Capacity of Group-invariant Linear Readouts from Equivariant Representations: How Many Objects can be Linearly Classified Under All Possible Views?
This work addresses a foundational gap in understanding the capacity of equivariant representations for machine learning, with implications for designing robust models in computer vision and related fields.
The paper tackles the problem of quantifying the expressivity of group-equivariant representations for linear classification under all possible views, finding that the fraction of separable dichotomies depends on the dimension fixed by the group action, with local pooling decreasing this fraction, and validates the theory on convolutional neural networks with perfect agreement.
Equivariance has emerged as a desirable property of representations of objects subject to identity-preserving transformations that constitute a group, such as translations and rotations. However, the expressivity of a representation constrained by group equivariance is still not fully understood. We address this gap by providing a generalization of Cover's Function Counting Theorem that quantifies the number of linearly separable and group-invariant binary dichotomies that can be assigned to equivariant representations of objects.
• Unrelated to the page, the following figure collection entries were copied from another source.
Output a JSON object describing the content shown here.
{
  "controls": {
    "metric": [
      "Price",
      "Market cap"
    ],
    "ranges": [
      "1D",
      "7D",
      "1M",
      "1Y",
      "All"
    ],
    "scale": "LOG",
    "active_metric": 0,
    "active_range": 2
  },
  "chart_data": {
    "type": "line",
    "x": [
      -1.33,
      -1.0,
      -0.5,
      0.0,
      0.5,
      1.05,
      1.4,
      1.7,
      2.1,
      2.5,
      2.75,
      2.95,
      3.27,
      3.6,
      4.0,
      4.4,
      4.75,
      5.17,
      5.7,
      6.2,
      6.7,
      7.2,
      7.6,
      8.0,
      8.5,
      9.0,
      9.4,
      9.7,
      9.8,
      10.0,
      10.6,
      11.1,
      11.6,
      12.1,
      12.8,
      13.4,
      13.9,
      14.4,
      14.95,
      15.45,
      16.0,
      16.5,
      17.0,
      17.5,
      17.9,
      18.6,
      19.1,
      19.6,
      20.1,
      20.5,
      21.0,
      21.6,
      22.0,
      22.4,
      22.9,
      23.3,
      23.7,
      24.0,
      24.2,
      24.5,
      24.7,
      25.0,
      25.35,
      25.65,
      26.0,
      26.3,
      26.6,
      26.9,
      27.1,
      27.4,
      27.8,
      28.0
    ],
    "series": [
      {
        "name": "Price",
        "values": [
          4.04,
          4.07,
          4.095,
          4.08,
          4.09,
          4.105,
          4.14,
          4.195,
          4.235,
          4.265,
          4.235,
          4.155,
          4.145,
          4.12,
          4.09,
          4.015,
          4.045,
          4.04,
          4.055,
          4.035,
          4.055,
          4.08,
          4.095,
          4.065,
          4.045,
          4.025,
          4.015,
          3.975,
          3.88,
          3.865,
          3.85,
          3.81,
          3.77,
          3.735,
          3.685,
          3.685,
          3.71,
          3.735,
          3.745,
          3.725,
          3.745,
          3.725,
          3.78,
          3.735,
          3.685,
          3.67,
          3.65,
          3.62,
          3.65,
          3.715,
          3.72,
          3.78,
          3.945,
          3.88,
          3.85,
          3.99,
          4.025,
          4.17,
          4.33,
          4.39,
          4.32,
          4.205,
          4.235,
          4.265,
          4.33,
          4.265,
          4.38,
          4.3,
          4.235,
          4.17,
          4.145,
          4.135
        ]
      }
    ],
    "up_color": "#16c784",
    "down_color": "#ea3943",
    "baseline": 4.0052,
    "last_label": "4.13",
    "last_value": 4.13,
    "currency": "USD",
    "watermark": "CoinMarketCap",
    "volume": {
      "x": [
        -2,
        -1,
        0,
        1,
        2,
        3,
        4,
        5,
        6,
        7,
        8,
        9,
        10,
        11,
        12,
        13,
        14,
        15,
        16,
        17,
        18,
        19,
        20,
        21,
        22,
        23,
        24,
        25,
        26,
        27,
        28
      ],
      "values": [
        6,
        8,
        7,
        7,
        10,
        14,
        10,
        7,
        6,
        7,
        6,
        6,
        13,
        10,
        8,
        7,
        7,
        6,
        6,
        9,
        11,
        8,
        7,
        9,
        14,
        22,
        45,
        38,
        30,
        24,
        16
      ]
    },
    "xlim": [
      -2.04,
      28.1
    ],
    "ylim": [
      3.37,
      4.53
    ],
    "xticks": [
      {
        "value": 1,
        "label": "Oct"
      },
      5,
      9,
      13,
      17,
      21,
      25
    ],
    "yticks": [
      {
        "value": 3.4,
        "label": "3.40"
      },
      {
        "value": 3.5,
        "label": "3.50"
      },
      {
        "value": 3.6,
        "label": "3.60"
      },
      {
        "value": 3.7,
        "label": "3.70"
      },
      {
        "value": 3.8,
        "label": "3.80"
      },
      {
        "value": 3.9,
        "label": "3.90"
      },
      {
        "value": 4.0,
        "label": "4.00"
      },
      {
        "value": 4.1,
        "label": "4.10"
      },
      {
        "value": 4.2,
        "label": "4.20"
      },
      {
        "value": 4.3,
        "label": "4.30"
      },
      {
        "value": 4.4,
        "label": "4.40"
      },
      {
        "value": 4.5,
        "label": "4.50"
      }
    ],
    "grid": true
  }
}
We find that the fraction of separable dichotomies is determined by the dimension of the space that is fixed by the group action. We show how this relation extends to operations such as convolutions, element-wise nonlinearities, and global and local pooling. While other operations do not change the fraction of separable dichotomies, local pooling decreases the fraction, despite being a highly nonlinear operation. Finally, we test our theory on intermediate representations of randomly initialized and fully trained convolutional neural networks and find perfect agreement.